Eighty-seven percent of financial advisors are feeling optimistic about their ability to grow their businesses and acquire new clients throughout 2013, according to Russell Investments’ latest quarterly survey of financial professionals. 

When considering business development goals for 2013, 48 percent of respondents to the survey indicated they aim to acquire more than 10 clients or households, and another 30 percent are targeting seven to 10 new clients.

Seventy-six percent said they would likely receive client referrals reactively, while 54 percent said they would prospect for referrals through current clients and 43 percent said they would win clients through professional networking.
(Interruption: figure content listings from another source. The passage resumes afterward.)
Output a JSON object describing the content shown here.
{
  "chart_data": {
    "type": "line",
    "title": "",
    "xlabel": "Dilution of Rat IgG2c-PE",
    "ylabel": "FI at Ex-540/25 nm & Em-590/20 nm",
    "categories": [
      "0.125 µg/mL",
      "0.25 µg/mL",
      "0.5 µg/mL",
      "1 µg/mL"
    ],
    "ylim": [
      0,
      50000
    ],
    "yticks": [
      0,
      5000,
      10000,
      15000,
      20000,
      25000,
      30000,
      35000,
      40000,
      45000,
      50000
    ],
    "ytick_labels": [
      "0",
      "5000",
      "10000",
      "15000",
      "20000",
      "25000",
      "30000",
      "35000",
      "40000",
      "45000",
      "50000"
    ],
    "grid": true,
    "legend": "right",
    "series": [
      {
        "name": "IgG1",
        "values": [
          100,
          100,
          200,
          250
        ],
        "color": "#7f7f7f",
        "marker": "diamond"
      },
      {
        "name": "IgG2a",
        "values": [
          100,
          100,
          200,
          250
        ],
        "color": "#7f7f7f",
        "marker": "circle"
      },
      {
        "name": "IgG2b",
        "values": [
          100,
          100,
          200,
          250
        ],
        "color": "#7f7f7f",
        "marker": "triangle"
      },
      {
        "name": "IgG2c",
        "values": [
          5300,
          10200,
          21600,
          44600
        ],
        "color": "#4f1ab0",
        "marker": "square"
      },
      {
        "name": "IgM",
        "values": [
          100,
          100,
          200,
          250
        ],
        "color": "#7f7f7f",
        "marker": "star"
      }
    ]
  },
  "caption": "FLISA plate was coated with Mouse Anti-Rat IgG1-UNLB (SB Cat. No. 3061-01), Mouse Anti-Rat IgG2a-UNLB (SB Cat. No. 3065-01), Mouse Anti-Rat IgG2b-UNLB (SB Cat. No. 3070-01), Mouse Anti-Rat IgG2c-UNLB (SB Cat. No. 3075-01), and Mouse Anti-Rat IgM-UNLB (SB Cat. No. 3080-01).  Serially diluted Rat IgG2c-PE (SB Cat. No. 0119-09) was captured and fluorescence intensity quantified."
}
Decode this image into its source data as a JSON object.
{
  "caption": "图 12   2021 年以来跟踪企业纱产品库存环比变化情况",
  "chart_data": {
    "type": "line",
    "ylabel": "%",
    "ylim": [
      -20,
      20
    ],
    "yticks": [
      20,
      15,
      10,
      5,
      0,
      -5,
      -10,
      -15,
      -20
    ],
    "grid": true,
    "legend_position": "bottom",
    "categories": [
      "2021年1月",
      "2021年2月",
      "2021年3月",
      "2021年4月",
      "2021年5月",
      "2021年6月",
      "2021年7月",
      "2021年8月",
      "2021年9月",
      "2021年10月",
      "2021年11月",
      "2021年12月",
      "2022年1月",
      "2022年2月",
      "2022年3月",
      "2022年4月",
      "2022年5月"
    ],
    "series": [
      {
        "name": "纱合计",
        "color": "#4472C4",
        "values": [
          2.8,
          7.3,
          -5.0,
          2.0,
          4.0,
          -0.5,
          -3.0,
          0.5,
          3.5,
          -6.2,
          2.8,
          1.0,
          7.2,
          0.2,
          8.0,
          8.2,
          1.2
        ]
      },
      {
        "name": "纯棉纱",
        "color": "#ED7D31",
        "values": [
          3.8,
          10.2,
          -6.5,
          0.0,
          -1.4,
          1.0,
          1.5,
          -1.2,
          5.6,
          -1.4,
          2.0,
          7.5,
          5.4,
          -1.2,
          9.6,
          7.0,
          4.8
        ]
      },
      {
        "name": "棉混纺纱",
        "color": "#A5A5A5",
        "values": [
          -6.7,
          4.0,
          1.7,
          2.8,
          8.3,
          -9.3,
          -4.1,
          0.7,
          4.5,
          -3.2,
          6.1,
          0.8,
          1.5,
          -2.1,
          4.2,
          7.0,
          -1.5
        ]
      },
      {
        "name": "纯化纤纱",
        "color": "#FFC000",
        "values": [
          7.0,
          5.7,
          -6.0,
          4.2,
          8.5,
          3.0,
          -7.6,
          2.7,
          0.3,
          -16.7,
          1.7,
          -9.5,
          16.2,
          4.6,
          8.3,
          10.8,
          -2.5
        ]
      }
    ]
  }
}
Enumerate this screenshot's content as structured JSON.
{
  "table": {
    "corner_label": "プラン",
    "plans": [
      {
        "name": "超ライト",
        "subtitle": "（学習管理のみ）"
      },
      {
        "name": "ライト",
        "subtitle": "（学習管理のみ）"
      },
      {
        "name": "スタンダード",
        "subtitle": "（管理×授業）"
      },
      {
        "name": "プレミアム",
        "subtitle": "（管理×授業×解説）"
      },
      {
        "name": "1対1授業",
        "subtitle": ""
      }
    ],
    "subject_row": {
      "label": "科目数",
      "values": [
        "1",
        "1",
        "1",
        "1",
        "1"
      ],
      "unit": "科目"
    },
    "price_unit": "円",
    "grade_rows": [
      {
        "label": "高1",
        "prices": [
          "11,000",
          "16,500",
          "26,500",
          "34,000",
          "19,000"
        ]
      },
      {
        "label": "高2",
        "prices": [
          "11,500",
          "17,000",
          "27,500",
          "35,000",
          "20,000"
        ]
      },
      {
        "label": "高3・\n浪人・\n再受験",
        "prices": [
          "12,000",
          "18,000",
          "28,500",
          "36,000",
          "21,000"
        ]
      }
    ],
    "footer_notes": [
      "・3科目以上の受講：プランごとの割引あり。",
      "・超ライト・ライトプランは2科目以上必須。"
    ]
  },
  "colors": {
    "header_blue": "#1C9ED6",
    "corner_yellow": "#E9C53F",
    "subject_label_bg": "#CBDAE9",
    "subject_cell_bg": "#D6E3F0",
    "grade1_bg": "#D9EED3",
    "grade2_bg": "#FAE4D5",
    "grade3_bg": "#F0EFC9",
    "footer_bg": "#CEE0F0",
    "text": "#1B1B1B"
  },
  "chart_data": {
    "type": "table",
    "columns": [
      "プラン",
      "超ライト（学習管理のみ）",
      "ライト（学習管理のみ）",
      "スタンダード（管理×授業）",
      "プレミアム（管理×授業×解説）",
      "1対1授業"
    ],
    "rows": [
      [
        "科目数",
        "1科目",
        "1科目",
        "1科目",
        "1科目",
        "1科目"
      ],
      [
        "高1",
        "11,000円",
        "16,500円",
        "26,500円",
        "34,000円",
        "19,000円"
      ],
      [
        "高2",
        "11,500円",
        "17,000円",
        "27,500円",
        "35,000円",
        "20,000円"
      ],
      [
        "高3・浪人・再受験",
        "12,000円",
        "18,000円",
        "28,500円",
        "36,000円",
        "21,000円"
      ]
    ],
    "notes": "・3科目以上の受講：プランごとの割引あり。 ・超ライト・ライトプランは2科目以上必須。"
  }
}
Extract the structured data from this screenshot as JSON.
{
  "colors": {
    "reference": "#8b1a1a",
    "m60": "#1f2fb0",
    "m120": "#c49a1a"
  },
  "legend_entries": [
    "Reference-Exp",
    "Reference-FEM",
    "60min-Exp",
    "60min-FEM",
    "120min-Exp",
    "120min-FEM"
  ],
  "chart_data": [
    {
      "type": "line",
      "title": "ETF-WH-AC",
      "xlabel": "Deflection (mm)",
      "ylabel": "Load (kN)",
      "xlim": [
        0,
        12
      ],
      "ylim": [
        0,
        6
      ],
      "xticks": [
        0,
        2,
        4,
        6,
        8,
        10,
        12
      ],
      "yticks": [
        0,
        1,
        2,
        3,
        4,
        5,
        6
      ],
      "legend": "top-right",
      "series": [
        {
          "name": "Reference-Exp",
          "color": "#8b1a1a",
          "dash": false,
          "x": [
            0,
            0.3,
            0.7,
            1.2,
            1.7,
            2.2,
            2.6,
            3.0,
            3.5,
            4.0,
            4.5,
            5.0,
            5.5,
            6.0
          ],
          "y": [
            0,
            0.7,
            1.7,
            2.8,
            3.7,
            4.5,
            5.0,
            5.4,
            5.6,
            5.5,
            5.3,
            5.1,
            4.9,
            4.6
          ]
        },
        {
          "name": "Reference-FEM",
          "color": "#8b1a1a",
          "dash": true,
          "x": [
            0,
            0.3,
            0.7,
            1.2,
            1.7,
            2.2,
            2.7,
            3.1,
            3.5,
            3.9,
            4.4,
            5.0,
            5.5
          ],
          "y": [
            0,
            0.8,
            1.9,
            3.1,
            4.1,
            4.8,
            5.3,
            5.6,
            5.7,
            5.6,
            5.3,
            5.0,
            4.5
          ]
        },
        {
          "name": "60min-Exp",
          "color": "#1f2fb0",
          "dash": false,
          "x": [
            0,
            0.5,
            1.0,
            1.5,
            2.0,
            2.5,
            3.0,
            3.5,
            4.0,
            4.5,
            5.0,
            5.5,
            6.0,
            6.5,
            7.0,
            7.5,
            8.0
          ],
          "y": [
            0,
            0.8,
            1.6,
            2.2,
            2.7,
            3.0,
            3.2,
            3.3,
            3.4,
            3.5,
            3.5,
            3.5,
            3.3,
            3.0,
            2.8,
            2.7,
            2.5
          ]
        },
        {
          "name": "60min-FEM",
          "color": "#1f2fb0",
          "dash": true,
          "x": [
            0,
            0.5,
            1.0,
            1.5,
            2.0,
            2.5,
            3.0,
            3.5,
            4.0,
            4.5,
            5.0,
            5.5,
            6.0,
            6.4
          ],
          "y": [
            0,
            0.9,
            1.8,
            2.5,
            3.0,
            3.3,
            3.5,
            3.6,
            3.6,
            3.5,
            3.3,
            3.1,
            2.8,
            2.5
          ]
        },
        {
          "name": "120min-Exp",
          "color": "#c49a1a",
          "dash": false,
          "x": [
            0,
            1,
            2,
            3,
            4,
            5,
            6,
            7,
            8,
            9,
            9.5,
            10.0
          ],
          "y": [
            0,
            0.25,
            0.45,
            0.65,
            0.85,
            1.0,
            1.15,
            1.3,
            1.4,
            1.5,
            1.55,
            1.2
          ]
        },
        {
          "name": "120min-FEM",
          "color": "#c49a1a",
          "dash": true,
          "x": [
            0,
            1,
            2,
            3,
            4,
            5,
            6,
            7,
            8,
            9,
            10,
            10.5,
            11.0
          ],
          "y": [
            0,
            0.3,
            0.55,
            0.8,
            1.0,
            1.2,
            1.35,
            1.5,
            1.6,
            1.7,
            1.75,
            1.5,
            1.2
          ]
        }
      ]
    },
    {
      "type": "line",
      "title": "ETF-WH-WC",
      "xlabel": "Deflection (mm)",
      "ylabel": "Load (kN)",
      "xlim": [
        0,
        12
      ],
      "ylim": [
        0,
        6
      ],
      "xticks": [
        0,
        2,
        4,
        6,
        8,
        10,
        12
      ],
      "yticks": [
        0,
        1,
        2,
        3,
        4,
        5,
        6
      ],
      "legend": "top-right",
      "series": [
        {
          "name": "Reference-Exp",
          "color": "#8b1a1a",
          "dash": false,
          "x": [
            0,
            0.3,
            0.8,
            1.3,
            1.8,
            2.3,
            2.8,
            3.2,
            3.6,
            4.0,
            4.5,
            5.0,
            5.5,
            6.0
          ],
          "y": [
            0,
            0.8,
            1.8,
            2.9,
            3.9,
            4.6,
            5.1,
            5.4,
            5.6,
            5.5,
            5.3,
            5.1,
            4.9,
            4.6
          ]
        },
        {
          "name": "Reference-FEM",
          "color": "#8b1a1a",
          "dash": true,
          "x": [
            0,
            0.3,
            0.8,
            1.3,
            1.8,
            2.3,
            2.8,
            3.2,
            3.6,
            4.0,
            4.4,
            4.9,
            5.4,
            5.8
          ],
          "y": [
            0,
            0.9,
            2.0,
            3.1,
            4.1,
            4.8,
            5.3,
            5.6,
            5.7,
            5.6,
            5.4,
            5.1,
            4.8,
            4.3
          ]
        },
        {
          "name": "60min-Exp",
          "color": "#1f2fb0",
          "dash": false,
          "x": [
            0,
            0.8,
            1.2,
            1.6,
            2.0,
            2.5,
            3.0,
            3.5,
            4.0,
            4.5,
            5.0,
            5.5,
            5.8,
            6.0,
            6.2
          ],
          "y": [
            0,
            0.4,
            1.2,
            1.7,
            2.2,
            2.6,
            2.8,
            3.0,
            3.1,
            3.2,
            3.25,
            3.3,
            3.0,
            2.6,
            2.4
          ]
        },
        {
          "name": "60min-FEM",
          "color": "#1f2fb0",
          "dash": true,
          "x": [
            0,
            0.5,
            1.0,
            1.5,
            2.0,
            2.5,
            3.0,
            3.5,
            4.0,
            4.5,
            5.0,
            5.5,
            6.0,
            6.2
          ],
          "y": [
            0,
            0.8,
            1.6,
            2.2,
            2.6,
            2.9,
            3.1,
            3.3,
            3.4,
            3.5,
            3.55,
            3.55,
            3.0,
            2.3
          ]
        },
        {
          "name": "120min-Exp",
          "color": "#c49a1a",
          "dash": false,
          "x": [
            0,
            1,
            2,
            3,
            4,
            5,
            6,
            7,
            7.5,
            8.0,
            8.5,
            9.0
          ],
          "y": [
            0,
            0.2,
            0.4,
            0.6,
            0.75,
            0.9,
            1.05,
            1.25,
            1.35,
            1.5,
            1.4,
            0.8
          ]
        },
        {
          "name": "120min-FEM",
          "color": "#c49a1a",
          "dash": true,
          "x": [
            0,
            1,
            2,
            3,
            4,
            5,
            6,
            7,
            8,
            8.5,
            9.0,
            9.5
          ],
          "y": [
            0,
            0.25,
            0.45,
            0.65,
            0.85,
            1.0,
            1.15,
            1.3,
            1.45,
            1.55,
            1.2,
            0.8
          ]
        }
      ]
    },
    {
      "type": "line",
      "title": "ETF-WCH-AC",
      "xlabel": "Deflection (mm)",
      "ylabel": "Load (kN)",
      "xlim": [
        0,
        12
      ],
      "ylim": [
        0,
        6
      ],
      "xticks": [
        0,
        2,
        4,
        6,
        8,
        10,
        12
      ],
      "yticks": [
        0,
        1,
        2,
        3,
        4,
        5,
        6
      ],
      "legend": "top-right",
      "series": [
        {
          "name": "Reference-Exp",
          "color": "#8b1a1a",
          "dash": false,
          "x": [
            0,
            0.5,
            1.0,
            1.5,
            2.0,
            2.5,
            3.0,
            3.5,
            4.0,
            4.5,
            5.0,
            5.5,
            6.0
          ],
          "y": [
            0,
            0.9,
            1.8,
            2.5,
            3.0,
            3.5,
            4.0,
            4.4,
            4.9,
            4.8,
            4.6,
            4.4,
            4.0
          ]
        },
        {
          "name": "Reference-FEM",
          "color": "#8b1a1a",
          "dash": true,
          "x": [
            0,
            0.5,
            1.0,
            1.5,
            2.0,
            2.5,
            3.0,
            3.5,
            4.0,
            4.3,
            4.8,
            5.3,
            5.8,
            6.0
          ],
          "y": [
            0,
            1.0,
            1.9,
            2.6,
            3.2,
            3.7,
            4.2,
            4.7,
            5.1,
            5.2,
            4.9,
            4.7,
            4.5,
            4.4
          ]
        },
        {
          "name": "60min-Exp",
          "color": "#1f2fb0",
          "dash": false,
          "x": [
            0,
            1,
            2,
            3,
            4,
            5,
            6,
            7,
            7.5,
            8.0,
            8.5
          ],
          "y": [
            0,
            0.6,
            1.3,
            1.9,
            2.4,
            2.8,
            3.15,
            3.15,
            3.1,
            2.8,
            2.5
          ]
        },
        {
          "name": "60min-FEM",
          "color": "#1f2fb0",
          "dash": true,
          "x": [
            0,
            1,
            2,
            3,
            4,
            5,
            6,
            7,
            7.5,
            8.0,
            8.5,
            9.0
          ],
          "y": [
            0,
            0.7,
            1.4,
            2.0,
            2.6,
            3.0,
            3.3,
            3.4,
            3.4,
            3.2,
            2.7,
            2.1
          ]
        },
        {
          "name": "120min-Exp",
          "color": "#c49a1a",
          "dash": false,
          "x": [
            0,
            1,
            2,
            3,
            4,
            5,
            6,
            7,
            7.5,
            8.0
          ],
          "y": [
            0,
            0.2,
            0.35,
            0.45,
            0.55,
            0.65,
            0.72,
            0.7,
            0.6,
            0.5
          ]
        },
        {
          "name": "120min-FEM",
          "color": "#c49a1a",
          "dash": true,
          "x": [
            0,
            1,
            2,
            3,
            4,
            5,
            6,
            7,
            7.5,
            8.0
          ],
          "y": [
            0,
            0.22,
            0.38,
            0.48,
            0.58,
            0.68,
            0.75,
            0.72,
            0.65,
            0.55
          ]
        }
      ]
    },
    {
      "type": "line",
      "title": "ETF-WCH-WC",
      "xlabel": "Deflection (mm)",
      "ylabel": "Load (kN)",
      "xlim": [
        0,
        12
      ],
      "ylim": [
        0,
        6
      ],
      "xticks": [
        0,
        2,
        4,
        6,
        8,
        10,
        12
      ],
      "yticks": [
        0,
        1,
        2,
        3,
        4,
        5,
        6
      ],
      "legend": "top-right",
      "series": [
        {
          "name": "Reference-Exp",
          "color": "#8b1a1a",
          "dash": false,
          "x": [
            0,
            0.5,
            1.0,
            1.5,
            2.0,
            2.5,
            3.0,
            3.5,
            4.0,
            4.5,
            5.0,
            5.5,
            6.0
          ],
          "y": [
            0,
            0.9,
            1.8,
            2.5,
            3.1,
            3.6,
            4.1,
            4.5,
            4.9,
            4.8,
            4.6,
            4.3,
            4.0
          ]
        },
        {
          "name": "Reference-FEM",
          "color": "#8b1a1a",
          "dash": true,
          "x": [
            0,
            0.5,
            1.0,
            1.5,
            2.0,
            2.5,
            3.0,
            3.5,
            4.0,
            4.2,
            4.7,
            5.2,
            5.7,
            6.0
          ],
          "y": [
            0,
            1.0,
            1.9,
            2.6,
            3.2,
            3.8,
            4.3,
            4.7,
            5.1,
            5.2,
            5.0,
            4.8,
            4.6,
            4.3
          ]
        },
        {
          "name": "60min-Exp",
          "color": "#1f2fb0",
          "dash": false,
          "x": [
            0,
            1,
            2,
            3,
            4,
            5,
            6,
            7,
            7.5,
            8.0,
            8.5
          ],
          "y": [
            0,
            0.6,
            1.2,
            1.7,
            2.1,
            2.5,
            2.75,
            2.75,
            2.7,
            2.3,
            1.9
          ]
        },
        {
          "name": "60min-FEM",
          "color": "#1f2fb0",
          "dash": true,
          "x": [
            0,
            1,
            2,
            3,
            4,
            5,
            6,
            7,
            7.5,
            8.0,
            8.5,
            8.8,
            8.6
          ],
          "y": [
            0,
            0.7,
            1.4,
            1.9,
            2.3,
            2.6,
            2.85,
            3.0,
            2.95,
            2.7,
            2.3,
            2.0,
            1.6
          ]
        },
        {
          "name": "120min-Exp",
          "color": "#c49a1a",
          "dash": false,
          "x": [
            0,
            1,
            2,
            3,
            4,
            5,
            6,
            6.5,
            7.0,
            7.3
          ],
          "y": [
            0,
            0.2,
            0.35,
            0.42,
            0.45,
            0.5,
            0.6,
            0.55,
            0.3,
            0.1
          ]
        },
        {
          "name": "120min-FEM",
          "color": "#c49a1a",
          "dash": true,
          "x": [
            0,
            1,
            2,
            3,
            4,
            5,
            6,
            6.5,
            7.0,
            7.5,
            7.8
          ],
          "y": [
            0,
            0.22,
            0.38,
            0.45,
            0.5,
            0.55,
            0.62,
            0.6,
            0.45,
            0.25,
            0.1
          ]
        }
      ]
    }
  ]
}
“The root of success in generating referrals or proactively asking for them is in engagement with current clients,” said Kevin Bishopp, a director of practice management at Russell Investments, in a statement. “Investors put trusted relationships at risk when making referrals, so it’s essential that a client understands their advisor’s offering and expertise.”

Two-thirds of advisors pointed to referrals as the reason they believe prospective clients are interested in meeting with them, along with their dissatisfaction with the service of another advisor (65 percent of advisors). Forty-two percent said it was because investors no longer wanted to manage their own money.

Russell’s "Financial Professional Outlook" survey found that 75 percent of advisors are optimistic about the markets. Thirty-two percent believe their clients are also optimistic about the capital markets over the next three years -- the highest proportion since the March 2011 survey.

“Many advisors are finding it easier to acquire new clients than it was just six months ago, as investors’ willingness to participate in the market is bolstered by strong recent performance,” said Bishopp.

In addition to acquiring new clients, most advisors reported fairly high levels of client retention. The majority of respondents (55 percent) said they lost only one to three clients in 2012, while only a quarter of them (26 percent) lost four or more clients. In many cases it was for reasons beyond their control: a client’s death.

Bishopp said the danger is that advisors may not keep assets after they have been transferred to their clients' beneficiaries.

“When thinking about client acquisition, it’s also important that advisors consider establishing relationships with their clients’ children and heirs,” said Bishopp. “If they can demonstrate their value and engage these emerging prospects, they can put themselves in a strong position to continue to manage inherited assets and drive referrals amongst the next generation of investors.”